Friday, May 18, 2007

Google vs. PayPal--Power and Market Shares


I wonder how much it would take for eBay's powersellers (who sell at least $3000 a month) to switch from using BidPay and PayPal to Google's new Checkout system.

PayPal was founded in 1998 first a way of moving money between Palm Pilots. On eBay it was so successful was it that in 2002 the auction site ditched its own payments service, Billpoint, and paid $1.5 billion to bring PayPal under its wing. PayPal isn't that innovative. So I doubt it will be in for the long-run. It does have low fraud rates, which are around a third of the norm for online merchants. Its latest security initiative is a digital key fob, linked to customers' accounts, whose security code changes every 30 seconds.

But safety is nothing without convenience. Hence the new platforms, such as fund transfers with Skype, now eBay's web-telephony arm and mobile phones (in beta testing). PayPal also found a way to use PayPal on websites that do not have a “Pay with PayPal” button: a sort of virtual debit card that pulls money from the user's PayPal account using a 16-digit number, which changes with each transaction.

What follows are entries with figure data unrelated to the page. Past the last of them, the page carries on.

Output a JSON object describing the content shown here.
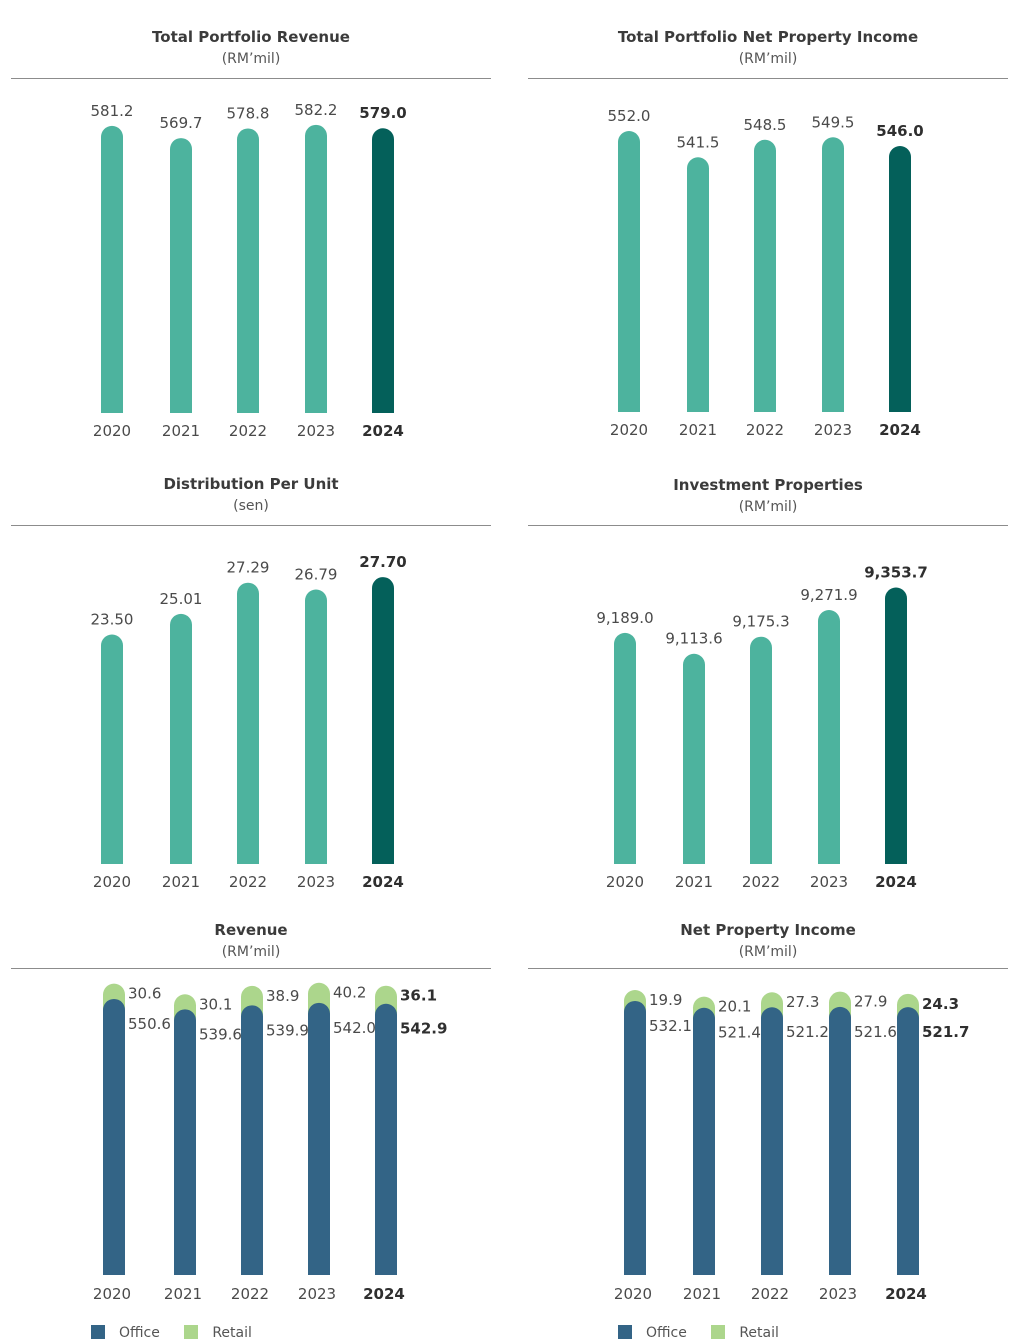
{
  "colors": {
    "bar": "#4db39e",
    "bar_highlight": "#04605a",
    "office": "#336486",
    "retail": "#acd68c"
  },
  "legend": {
    "office": "Office",
    "retail": "Retail"
  },
  "chart_data": [
    {
      "type": "bar",
      "title": "Total Portfolio Revenue",
      "unit": "(RM’mil)",
      "categories": [
        "2020",
        "2021",
        "2022",
        "2023",
        "2024"
      ],
      "values": [
        581.2,
        569.7,
        578.8,
        582.2,
        579.0
      ],
      "labels": [
        "581.2",
        "569.7",
        "578.8",
        "582.2",
        "579.0"
      ],
      "highlight": "2024"
    },
    {
      "type": "bar",
      "title": "Total Portfolio Net Property Income",
      "unit": "(RM’mil)",
      "categories": [
        "2020",
        "2021",
        "2022",
        "2023",
        "2024"
      ],
      "values": [
        552.0,
        541.5,
        548.5,
        549.5,
        546.0
      ],
      "labels": [
        "552.0",
        "541.5",
        "548.5",
        "549.5",
        "546.0"
      ],
      "highlight": "2024"
    },
    {
      "type": "bar",
      "title": "Distribution Per Unit",
      "unit": "(sen)",
      "categories": [
        "2020",
        "2021",
        "2022",
        "2023",
        "2024"
      ],
      "values": [
        23.5,
        25.01,
        27.29,
        26.79,
        27.7
      ],
      "labels": [
        "23.50",
        "25.01",
        "27.29",
        "26.79",
        "27.70"
      ],
      "highlight": "2024"
    },
    {
      "type": "bar",
      "title": "Investment Properties",
      "unit": "(RM’mil)",
      "categories": [
        "2020",
        "2021",
        "2022",
        "2023",
        "2024"
      ],
      "values": [
        9189.0,
        9113.6,
        9175.3,
        9271.9,
        9353.7
      ],
      "labels": [
        "9,189.0",
        "9,113.6",
        "9,175.3",
        "9,271.9",
        "9,353.7"
      ],
      "highlight": "2024"
    },
    {
      "type": "bar",
      "stacked": true,
      "title": "Revenue",
      "unit": "(RM’mil)",
      "categories": [
        "2020",
        "2021",
        "2022",
        "2023",
        "2024"
      ],
      "series": [
        {
          "name": "Office",
          "values": [
            550.6,
            539.6,
            539.9,
            542.0,
            542.9
          ],
          "labels": [
            "550.6",
            "539.6",
            "539.9",
            "542.0",
            "542.9"
          ]
        },
        {
          "name": "Retail",
          "values": [
            30.6,
            30.1,
            38.9,
            40.2,
            36.1
          ],
          "labels": [
            "30.6",
            "30.1",
            "38.9",
            "40.2",
            "36.1"
          ]
        }
      ],
      "highlight": "2024"
    },
    {
      "type": "bar",
      "stacked": true,
      "title": "Net Property Income",
      "unit": "(RM’mil)",
      "categories": [
        "2020",
        "2021",
        "2022",
        "2023",
        "2024"
      ],
      "series": [
        {
          "name": "Office",
          "values": [
            532.1,
            521.4,
            521.2,
            521.6,
            521.7
          ],
          "labels": [
            "532.1",
            "521.4",
            "521.2",
            "521.6",
            "521.7"
          ]
        },
        {
          "name": "Retail",
          "values": [
            19.9,
            20.1,
            27.3,
            27.9,
            24.3
          ],
          "labels": [
            "19.9",
            "20.1",
            "27.3",
            "27.9",
            "24.3"
          ]
        }
      ],
      "highlight": "2024"
    }
  ]
}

But Google is just too powerful. I read some reviews by eBayers who said they would be happy to switch over to Checkout. But eBay was contractually stopped from signing Checkout onto its list of approved vendors, or so I heard. Another article said eBay signed onto Checkout anyway. And for now Checkout only offers a way of transferring money without actually storing it. In the long run I expect Google to take the market, and I expect Yahoo! or some other popular net service to buy out PayPal.